During a difficult time in my life, in late 2008, I was invited to a church conference which ignited a passion in me. Over the course of several weeks I found myself drawn to Christ, and on 7 December I accepted Him as my personal Saviour.

The moment before I made that commitment I believed in God, and I believed in His Son Jesus. Moments afterwards, “believe” became the wrong word.

God touched me in a physical way, He shook my body, moving from my head down to my feet, in a way I can’t describe and which I’ve never experienced before or since. It was a completely unexpected manifestation, although I’ve since heard that other people have felt His presence in a similar way.

Because of what I’ve experienced, I no longer “believe” in God, I “know” Him in a personal way.

I know that my Redeemer lives, and that in the end He will stand upon the earth. (Job 19:25)

Is the distinction important? Is it just semantics? It’s difficult to say. On a personal level, yes it feels very important to me. Knowing the reality of God makes it much easier to have faith at those times when He feels far away from me. But what about those Christians who haven’t had such a tangible confirmation? I can’t help thinking about Jesus’ words to Thomas:

“Because you have seen me, you have believed; blessed are those who have not seen and yet have believed.” (John 20:29)

Maybe God touched me because it’s what I needed. Maybe if He hasn’t touched you, the faith He’s given you is strong enough without further intervention. Whether it’s connected to your personality, or your life story, or because of His plans for you, I don’t know. Maybe He will touch you some time in the future when you need it most.

I’m also aware that certainty brings danger as well as comfort. There’s a danger of certainty leading to arrogance. There’s a danger that that I could lack patience or understanding when I’m talking to people who still have doubts.

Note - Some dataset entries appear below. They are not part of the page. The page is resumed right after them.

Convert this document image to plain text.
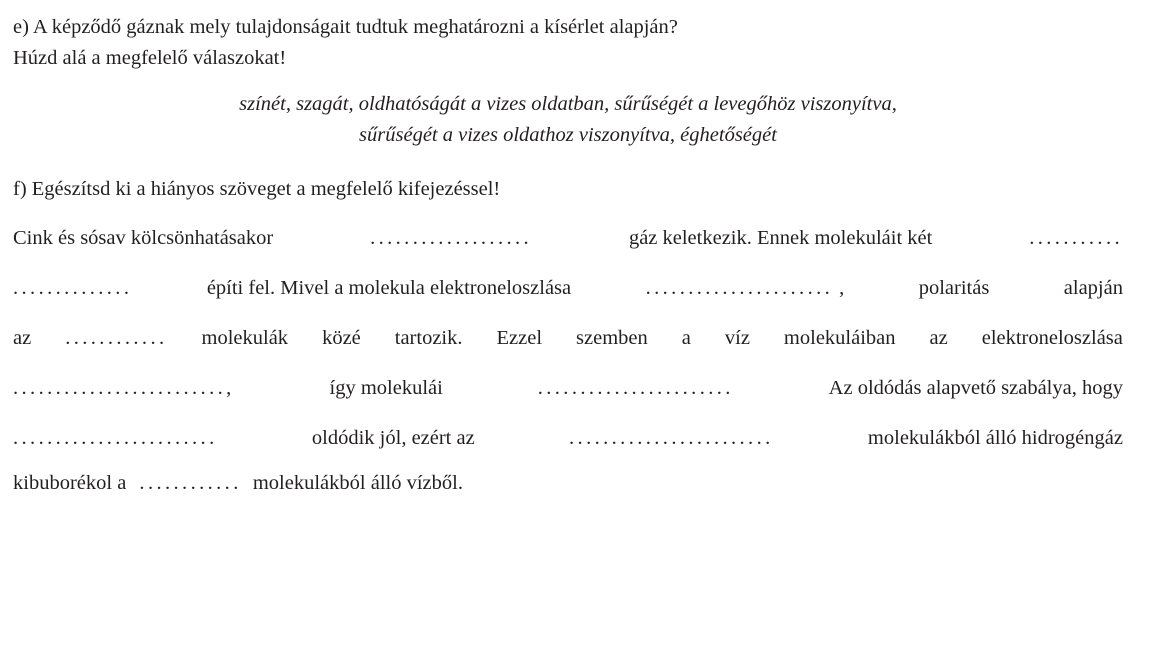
e) A képződő gáznak mely tulajdonságait tudtuk meghatározni a kísérlet alapján?
Húzd alá a megfelelő válaszokat!
színét, szagát, oldhatóságát a vizes oldatban, sűrűségét a levegőhöz viszonyítva,
sűrűségét a vizes oldathoz viszonyítva, éghetőségét
f) Egészítsd ki a hiányos szöveget a megfelelő kifejezéssel!
Cink és sósav kölcsönhatásakor	...................	gáz keletkezik. Ennek molekuláit két	...........
..............	építi fel. Mivel a molekula elektroneloszlása	...................... ,	polaritás	alapján
az ............ molekulák közé tartozik. Ezzel szemben a víz molekuláiban az elektroneloszlása
.........................,	így molekulái	.......................	Az oldódás alapvető szabálya, hogy
........................	oldódik jól, ezért az	........................	molekulákból álló hidrogéngáz
kibuborékol a ............ molekulákból álló vízből.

And finally, my certainty about the existence of God is not going to answer the other questions that naturally arise in my journey through life. There is so much for me to learn about God’s nature, about His plan for me and for those who are close to me. There is so much for me to understand about everyday issues, and my personal trials and my weaknesses. There are more questions than will ever be answered in my lifetime, but I’ll keep learning all I can while I have breath, and then look forward to learning the rest when I find my way home to my Heavenly Father.